Most parents don’t want to think of their children engaging in sex. Single mom Aaliyah Noble stresses that it’s crucial that they keep an open door policy. That’s not to say they need to divulge all the details, but shying away from the issue can cause serious ramifications. Parents should be available for advice, not just on relationship issues, but also for the detailed version of the birds and the bees.
Teens have a direct conduit to all kinds of information via the Internet. That doesn’t mean they can always understand what they’re seeing or reading. Giving them their first sex talk about the details of contraception, sexual diseases, and even abstinence should be a parents’ priority. Many times when a teen is checking for facts online it means they’re already sexually active or on the verge. Kevin Jennings, an educational specialist, urges parents not to depend on a school to have this talk. Many are giving incorrect information, deleting the classes from the curriculum, and only guiding teens towards abstinence.

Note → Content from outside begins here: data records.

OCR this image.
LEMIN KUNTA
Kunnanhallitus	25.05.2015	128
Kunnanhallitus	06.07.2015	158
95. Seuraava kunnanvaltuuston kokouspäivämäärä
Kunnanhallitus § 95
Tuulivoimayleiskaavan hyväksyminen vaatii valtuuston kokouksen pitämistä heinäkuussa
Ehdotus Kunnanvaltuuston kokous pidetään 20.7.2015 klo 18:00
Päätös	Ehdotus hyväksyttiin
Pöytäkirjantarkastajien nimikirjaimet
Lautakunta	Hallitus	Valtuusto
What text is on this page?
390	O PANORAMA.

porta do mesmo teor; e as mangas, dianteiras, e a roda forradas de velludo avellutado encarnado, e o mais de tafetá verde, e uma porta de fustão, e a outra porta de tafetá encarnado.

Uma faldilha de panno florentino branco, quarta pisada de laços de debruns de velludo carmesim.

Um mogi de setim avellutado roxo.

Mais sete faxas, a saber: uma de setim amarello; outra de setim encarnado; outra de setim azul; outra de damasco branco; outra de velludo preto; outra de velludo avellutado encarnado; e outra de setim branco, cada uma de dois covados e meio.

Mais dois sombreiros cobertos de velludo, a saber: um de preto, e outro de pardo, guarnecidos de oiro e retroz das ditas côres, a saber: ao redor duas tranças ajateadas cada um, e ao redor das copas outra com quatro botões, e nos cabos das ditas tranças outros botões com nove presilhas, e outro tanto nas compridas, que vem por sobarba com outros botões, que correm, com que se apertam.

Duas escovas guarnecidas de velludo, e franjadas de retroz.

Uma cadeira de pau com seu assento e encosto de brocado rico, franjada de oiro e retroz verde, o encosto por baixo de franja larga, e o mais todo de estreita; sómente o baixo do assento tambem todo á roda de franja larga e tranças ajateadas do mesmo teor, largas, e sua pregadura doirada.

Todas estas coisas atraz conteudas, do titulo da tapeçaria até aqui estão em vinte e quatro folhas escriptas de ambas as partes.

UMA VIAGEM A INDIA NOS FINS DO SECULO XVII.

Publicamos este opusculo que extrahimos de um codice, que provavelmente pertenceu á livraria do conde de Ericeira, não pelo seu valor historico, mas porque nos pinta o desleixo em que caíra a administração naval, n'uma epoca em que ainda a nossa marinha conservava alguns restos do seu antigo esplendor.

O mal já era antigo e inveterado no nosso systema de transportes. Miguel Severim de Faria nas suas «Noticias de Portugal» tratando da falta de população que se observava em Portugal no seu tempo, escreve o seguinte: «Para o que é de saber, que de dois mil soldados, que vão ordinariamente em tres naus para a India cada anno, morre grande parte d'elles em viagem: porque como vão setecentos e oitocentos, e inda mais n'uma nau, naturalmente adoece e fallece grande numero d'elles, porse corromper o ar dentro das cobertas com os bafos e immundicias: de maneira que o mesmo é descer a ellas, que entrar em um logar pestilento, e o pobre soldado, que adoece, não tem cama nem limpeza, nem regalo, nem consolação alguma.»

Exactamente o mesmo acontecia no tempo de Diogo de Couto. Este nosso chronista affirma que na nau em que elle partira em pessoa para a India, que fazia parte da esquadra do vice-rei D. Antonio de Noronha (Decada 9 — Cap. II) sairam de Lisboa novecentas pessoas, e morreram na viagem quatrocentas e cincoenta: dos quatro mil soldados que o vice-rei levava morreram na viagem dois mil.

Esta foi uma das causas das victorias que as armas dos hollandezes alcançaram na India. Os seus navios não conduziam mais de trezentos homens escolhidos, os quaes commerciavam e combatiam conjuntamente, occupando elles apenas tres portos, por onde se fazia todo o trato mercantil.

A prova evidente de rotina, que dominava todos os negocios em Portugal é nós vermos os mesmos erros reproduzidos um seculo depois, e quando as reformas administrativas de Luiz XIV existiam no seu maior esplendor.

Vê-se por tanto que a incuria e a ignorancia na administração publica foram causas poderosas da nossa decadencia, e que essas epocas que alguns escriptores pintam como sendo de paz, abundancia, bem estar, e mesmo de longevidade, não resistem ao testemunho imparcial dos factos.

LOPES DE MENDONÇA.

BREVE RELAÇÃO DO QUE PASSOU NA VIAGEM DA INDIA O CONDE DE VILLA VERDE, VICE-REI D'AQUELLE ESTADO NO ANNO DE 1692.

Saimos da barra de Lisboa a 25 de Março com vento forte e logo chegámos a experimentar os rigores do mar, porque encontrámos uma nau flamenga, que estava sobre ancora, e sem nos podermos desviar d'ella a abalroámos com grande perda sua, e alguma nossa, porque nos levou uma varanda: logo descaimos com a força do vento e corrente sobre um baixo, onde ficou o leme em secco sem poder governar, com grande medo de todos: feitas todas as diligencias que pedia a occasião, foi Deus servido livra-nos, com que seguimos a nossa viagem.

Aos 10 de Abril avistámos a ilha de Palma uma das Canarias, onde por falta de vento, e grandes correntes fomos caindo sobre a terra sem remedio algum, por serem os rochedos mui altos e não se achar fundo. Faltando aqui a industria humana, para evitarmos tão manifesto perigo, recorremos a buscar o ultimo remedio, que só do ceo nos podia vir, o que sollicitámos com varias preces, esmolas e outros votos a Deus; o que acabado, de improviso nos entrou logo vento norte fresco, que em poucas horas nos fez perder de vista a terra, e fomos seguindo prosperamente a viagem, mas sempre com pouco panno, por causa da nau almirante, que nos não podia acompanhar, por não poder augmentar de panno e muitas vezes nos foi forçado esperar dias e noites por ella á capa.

Talking of contraception, it’s vital to a male and female’s health. Using barrier methods can be effective in preventing pregnancy and sexually transmitted diseases. Even if your child decides they want to have an implantation variety, stress that they still use a condom. Spending the few dollars to keep themselves safe is worth it. Local health departments, and even some school programs, provide free condoms and birth control options.
Give your child the chance to learn what it would be like if they were a teen mom or dad. If you have a relative or friend who is willing, have your teen babysit the child for a day. Make them responsible for figuring out how to clean the child, prepare their meals, wash their clothes, work a job, and take care of financial expenses (formula, diapers, daycare, etc.). It’s better to get the walk through, before it becomes reality.
Stress the importance of taking care of their health. Sexually transmitted diseases can cause death, prolonged sickness, and derail any future relationships. They can also be painful and expensive to treat. Being confident about their body, and valuing themselves, can help them want to take care of it in every possible way.
Relate the way a sexual relationship should be—filled with emotion and between two people who care for each other. Not because of peer pressure, forced in any way, or done casually. Best-selling author Dr. John Gray advises to remind girls that any form of sexual contact, like oral sex, is sex. Every act comes with emotional and physical ramifications that can severely complicate their life for the better or worse.
Whether your child is already sexually active or not, ask them where they stand. Make it a point to talk regularly, and don’t judge. Chances are they haven’t thought through the scenario. If you want to break the ice, or learn why you should be involved, psychotherapist Jonathan Nadlman suggests reading Sex and Sensibility by Deborah Roffman. Sharing the information and having you in their corner means your child has an ally no matter what comes in the future.